The former piece of farmland to the east of the Huangpu River - hence its name Pudong - is being revamped into a modern metropolis to propel Shanghai into the financial ranks of Hong Kong, Singapore and Tokyo by the first decade of the next millennium.
Pudong is, however, not only Shanghai's bet on the future; it has received Beijing's blessing to become the growth engine for the Yangtze River delta region.
Conceived in 1990, the idea is to trigger rapid growth in the Pudong 'dragon head' so that it will filter down to the poorer, inner provinces such as Anhui, Sichuan and Jiangxi.
At the heart of the emerging sprawling town is Lujiazui Finance and Trade Zone, a 28-square-kilometre zone which will house the big names in Shanghai finance and banking in the next few years. The other three dedicated sites are the Jinqiao Export Processing Zone, Waigaoqiao Free Trade Zone, and Zhangjiang Hi-Tech Park.
If shares of the companies managing the four zones are any indication, investors are big on the Pudong story. Since the beginning of the year, prices of the shares have outperformed the market.
Of the four, Lujiazui appears to be the favourite. This is hardly surprising, as the financial zone is welcoming an unprecedented influx of tenants this year and next.

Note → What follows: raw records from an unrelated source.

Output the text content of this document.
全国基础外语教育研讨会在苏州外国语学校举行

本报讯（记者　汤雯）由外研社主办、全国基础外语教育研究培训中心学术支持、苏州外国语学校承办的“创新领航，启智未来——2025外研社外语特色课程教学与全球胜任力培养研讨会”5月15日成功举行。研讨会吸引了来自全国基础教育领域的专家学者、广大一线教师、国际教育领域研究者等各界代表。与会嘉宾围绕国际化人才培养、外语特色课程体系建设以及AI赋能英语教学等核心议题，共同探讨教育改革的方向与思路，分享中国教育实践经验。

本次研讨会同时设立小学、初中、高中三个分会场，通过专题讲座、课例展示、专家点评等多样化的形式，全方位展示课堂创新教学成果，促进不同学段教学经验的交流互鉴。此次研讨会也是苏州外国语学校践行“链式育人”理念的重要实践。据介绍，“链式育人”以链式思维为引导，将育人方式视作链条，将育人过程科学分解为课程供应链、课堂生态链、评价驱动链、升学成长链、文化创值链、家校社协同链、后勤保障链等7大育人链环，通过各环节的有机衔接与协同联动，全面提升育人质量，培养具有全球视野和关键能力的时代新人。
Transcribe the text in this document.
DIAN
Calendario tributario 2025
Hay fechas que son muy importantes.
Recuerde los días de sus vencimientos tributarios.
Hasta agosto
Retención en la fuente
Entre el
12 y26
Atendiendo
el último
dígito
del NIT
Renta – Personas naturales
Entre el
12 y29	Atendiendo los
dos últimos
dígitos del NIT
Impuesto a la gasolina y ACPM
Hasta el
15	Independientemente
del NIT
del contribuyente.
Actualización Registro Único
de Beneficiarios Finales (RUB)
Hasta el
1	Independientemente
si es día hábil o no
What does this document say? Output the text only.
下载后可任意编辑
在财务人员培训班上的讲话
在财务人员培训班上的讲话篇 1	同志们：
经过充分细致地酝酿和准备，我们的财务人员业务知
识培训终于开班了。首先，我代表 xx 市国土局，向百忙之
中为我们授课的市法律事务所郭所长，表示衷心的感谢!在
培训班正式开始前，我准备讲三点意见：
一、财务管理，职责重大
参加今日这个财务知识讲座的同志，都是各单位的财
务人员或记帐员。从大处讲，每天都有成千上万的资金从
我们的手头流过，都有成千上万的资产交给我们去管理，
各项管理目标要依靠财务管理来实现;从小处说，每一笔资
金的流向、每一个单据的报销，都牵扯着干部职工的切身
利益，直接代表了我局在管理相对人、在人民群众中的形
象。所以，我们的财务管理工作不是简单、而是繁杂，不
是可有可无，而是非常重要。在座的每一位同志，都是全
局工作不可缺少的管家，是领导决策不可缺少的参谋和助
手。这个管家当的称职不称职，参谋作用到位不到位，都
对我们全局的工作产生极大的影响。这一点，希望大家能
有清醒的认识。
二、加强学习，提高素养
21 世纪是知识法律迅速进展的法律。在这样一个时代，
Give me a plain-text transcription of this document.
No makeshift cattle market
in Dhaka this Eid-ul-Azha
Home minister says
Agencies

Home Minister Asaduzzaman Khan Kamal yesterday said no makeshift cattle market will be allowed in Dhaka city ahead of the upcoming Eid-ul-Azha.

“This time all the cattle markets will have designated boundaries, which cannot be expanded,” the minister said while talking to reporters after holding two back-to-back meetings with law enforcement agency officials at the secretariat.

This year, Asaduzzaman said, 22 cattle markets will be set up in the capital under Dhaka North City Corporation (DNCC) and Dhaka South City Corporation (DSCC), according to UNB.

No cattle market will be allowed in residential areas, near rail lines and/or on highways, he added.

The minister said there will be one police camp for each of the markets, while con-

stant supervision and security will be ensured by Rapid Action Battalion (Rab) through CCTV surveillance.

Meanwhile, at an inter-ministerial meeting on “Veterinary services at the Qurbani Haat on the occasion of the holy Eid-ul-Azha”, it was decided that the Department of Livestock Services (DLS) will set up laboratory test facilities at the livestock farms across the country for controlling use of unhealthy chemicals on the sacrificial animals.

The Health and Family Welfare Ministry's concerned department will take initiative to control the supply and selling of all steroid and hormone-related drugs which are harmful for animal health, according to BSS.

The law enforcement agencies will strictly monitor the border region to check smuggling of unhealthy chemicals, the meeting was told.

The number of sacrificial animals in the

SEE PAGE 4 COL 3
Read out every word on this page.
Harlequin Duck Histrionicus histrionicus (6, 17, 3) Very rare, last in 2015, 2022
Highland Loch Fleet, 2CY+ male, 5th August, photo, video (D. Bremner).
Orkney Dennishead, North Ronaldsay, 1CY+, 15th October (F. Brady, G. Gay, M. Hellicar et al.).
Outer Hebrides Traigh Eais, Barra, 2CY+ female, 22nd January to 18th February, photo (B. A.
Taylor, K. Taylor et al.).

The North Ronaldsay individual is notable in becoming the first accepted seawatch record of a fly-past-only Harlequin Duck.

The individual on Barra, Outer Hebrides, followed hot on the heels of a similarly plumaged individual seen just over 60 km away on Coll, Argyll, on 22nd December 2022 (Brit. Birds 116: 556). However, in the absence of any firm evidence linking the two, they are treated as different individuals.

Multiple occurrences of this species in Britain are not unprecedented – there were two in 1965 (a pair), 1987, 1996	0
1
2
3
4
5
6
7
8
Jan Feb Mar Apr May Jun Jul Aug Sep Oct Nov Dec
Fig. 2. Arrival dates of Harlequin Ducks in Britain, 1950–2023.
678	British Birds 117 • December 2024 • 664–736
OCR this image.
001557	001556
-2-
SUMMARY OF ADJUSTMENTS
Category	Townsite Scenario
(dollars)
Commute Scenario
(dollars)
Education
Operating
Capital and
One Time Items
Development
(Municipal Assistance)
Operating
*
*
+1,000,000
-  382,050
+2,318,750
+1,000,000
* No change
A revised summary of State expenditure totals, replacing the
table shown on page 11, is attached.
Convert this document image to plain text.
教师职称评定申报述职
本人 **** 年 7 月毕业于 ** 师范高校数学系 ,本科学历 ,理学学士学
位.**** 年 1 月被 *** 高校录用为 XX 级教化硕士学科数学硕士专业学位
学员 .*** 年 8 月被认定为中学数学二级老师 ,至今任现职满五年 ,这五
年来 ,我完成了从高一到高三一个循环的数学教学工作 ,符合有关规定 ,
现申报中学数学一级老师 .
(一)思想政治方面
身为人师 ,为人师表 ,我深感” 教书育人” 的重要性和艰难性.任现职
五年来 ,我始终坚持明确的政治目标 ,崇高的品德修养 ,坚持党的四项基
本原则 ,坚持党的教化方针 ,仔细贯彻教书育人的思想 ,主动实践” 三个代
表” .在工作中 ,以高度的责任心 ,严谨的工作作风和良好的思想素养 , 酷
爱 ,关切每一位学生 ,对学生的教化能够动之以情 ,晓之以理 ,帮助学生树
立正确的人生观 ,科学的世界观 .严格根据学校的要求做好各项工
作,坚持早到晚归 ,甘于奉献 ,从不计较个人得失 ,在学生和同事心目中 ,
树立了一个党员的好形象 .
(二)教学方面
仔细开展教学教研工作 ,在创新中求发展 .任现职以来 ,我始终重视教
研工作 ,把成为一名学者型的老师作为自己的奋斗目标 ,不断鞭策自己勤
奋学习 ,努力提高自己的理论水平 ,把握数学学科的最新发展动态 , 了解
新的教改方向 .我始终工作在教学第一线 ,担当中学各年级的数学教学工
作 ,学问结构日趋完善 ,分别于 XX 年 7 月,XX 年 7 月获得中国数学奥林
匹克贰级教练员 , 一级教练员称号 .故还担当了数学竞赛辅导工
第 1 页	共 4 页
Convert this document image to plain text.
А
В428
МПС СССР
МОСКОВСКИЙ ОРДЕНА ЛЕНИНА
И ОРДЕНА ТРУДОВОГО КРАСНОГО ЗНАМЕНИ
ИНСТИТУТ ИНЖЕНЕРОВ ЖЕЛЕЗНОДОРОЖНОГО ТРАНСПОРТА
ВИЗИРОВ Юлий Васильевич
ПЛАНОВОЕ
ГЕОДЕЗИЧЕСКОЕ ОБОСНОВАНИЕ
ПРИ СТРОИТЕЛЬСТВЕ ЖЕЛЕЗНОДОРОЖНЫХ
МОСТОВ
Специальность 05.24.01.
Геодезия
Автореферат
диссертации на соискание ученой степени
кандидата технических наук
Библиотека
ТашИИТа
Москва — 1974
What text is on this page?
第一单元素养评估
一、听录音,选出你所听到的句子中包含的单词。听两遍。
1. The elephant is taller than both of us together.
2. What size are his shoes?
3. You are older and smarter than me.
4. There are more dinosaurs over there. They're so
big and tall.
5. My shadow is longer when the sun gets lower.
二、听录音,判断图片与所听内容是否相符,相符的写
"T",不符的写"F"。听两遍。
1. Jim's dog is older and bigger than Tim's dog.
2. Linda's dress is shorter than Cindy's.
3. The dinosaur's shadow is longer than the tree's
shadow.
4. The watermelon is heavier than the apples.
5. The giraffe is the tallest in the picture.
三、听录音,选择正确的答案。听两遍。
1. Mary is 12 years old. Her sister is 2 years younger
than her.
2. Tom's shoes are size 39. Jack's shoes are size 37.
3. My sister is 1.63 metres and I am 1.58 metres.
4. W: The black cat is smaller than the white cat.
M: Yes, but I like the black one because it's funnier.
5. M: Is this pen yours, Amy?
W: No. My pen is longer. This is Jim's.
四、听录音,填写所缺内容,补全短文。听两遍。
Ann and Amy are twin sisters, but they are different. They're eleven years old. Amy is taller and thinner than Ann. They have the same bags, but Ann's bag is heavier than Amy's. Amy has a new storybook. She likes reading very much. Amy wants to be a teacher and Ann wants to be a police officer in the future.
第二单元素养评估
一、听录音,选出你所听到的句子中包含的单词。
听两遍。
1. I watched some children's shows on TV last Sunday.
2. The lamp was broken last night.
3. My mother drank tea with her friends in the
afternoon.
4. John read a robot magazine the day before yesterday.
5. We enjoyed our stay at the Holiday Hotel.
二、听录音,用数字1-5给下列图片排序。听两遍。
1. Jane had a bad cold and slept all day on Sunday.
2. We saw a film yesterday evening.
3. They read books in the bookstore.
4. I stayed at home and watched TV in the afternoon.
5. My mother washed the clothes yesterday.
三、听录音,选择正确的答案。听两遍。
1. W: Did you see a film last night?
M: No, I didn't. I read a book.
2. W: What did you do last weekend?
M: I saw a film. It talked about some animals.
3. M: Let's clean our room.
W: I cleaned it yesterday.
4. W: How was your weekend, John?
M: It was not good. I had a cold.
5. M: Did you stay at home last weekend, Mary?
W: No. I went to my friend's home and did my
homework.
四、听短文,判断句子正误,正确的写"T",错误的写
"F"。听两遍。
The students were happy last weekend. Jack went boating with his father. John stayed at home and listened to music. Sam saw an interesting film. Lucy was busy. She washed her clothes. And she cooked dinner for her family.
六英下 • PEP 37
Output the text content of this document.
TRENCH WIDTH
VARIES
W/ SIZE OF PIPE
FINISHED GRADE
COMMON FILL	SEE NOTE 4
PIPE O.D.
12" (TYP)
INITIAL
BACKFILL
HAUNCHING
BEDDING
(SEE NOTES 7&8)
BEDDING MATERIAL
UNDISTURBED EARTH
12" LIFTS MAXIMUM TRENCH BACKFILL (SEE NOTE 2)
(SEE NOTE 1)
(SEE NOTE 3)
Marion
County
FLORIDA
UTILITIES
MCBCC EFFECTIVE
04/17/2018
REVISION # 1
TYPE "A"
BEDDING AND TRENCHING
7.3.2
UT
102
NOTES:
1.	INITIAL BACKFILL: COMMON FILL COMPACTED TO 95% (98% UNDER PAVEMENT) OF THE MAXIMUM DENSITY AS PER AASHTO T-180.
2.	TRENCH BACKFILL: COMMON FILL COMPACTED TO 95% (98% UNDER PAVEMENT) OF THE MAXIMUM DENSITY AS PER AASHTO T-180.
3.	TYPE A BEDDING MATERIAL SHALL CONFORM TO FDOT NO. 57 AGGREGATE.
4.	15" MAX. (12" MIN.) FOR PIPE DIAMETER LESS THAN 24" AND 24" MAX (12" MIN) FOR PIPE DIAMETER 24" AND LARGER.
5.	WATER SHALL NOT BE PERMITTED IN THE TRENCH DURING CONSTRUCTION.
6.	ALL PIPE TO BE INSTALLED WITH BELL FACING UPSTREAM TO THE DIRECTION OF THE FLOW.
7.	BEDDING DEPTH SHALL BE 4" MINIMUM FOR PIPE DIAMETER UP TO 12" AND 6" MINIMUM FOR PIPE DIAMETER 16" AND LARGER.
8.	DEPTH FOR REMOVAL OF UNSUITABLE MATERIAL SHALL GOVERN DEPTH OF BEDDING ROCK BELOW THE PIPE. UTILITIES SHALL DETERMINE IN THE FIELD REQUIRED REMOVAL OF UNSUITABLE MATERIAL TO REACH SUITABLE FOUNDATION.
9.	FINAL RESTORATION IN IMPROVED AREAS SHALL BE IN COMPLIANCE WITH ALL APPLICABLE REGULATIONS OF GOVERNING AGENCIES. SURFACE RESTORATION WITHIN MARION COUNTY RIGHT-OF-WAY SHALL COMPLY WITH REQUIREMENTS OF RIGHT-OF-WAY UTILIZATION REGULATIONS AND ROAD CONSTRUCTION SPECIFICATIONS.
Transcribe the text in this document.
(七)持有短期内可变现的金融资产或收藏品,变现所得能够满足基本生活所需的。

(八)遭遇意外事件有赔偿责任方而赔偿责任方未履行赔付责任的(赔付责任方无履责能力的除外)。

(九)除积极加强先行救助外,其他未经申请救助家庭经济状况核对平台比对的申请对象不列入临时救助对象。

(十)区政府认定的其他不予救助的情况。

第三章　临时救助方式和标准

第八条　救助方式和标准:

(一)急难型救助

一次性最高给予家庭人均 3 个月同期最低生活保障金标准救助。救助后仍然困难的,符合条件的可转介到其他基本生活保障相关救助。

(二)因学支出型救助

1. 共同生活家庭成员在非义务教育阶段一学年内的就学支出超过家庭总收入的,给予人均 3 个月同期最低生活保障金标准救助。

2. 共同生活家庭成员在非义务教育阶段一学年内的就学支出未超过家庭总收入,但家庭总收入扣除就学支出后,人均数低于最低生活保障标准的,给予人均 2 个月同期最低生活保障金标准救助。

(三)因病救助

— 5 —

Indeed, while the other zones remain depressingly short of tenants, Lujiazui is seeing several foreign banks taking up residence there as a condition to carry out business in the local currency on a trial basis.
Hongkong Bank, Citibank, Bank of Tokyo-Mitsubishi, Standard Chartered Bank, Dai-ichi Kangyo Bank, Industrial Bank of Japan, Bank Indosuez, Sanwa Bank, and International Bank of Paris and Shanghai are required to move to Pudong as a prerequisite for doing yuan transactions.
Foreign banks which receive new branch licences are also encouraged to set up shop there. It is not just the great shift east by foreign banks which is lessening talk of Pudong being a white elephant.
The biggest financial institution to go east is the Shanghai Stock Exchange, which will move into its own building later this year.
Foreign property consultants say many Chinese and foreign brokerages, legal and accounting firms are likely to follow in the exchange's footsteps. US fund management company Templeton, for instance, has bought office space in the Shanghai Stock Exchange building to house its first representative office in China.
Joining the leap east are key commodity exchanges as well as major government investment and economic bodies.
But all these moves are merely the beginning. Analysts say it will need an even greater number of companies to relocate to Pudong before a critical mass develops.
This will probably come when travelling from Puxi to Pudong - currently an inconvenience to Shanghainese - is eased with the completion of a subway and a river-crossing passenger tunnel.
These two projects are among 10 major infrastructure programmes, costing 100 billion yuan (about HK$934 billion), being built under Pudong's Nine-year Plan, which ends in the year 2000.
The subway line, linking downtown Shanghai to Lujiazui in Pudong, should start running in 1999 - about the same time the first runway of the new Pudong airport becomes operational.